Os Estados do Golfo deveriam dar prioridade a diversas defesas e ao desenvolvimento de capacidades internas para se protegerem contra os compromissos incertos e a volatilidade dos EUA no Médio Oriente, de acordo com um especialista do Reunião anual do Fórum Econômico Mundial em Dalian no nordeste da China esta semana.

Sanam Vakil, diretor do programa do Médio Oriente e Norte de África na Chatham House, disse na quarta-feira que os governos regionais continuam profundamente dependentes dos Estados Unidos para a segurança, mas estão cada vez mais preocupados com a estratégia de longo prazo de Washington.

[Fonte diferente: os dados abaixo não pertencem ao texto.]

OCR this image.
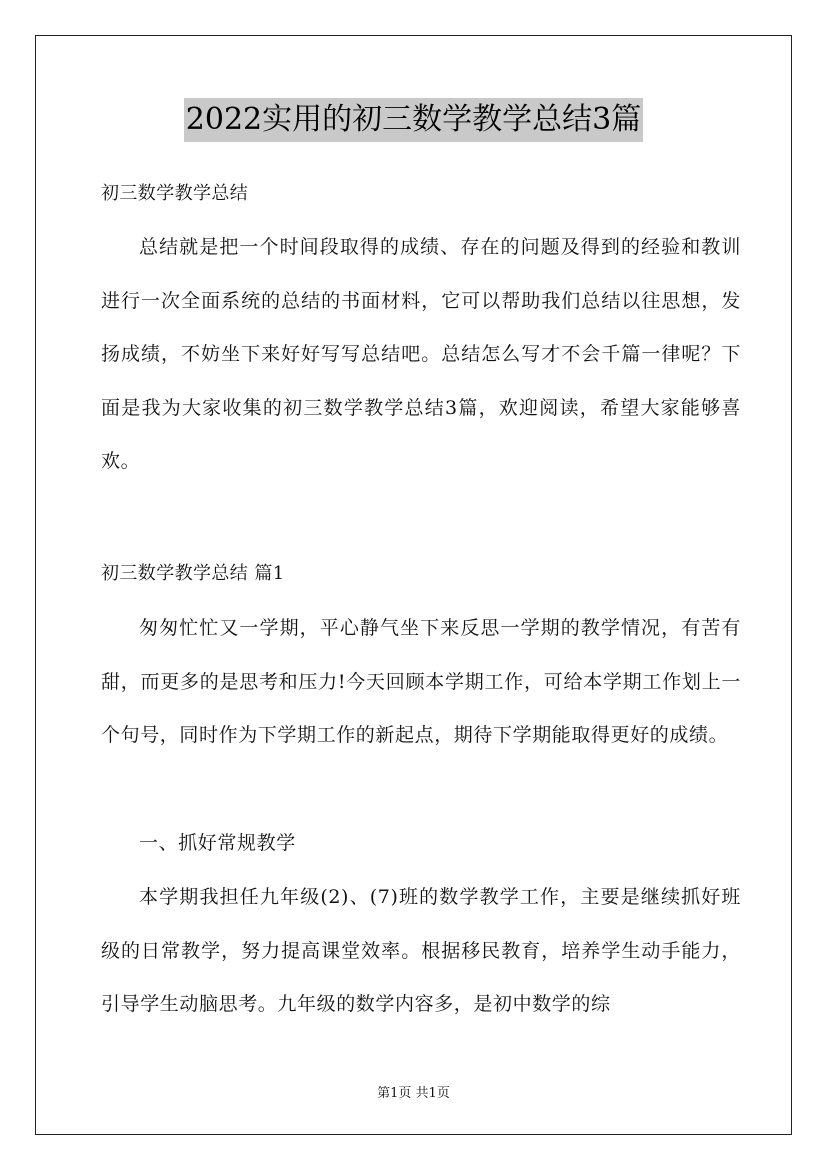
2022实用的初三数学教学总结3篇

初三数学教学总结

总结就是把一个时间段取得的成绩、存在的问题及得到的经验和教训进行一次全面系统的总结的书面材料，它可以帮助我们总结以往思想，发扬成绩，不妨坐下来好好写写总结吧。总结怎么写才不会千篇一律呢？下面是我为大家收集的初三数学教学总结3篇，欢迎阅读，希望大家能够喜欢。

初三数学教学总结 篇1

匆匆忙忙又一学期，平心静气坐下来反思一学期的教学情况，有苦有甜，而更多的是思考和压力!今天回顾本学期工作，可给本学期工作划上一个句号，同时作为下学期工作的新起点，期待下学期能取得更好的成绩。

一、抓好常规教学

本学期我担任九年级(2)、(7)班的数学教学工作，主要是继续抓好班级的日常教学，努力提高课堂效率。根据移民教育，培养学生动手能力，引导学生动脑思考。九年级的数学内容多，是初中数学的综

第1页 共1页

Apesar da promessa do Presidente dos EUA, Donald Trump, durante uma visita à região em Maio do ano passado, de que Washington não iria prosseguir a mudança de regime, a administração adoptou, em vez disso, uma “estratégia leve de mudança de regime” que se revelou desestabilizadora, segundo Vakil.

A 17ª Reunião Anual dos Novos Campeões, também conhecida como Summer Davos, foi realizada esta semana no Centro Internacional de Conferências de Dalian e teve como tema “Inovando em Escala”. Foto: Xinhua

Vakil disse que embora a região enfrentasse um “momento muito desconfortável” entre a política incerta dos EUA e um Irão mais pragmático, mas ainda imprevisível, os estados do Golfo também tiveram de ajudar a moldar o resultado desta guerra, e não apenas terceirizá-la à administração Trump.

“A estratégia daqui para frente… é diversificar as suas relações de defesa para desenvolver as suas capacidades a curto e médio prazo, mas também continuar a gerir a via diplomática”, disse ela. “A geografia é o seu destino.”

As suas observações ocorrem num momento em que Washington e Teerão se esforçam por alcançar uma paz duradoura após mais de 100 dias de conflito.

Sob um Memorando de entendimento de 14 pontos assinado na semana passada, os EUA e o Irão têm 60 dias para elaborar um acordo de paz, incluindo questões como a passagem de navios pelo Estreito de Ormuz e a abordagem do futuro do urânio altamente enriquecido do Irão.
O cronograma atraiu ceticismo, especialmente em comparação com os 18 meses necessários para concluir o Plano de Ação Conjunto Abrangente (JCPOA) de 2015 – que foi alcançado sob a administração Obama e posteriormente desmantelado durante o primeiro mandato de Trump.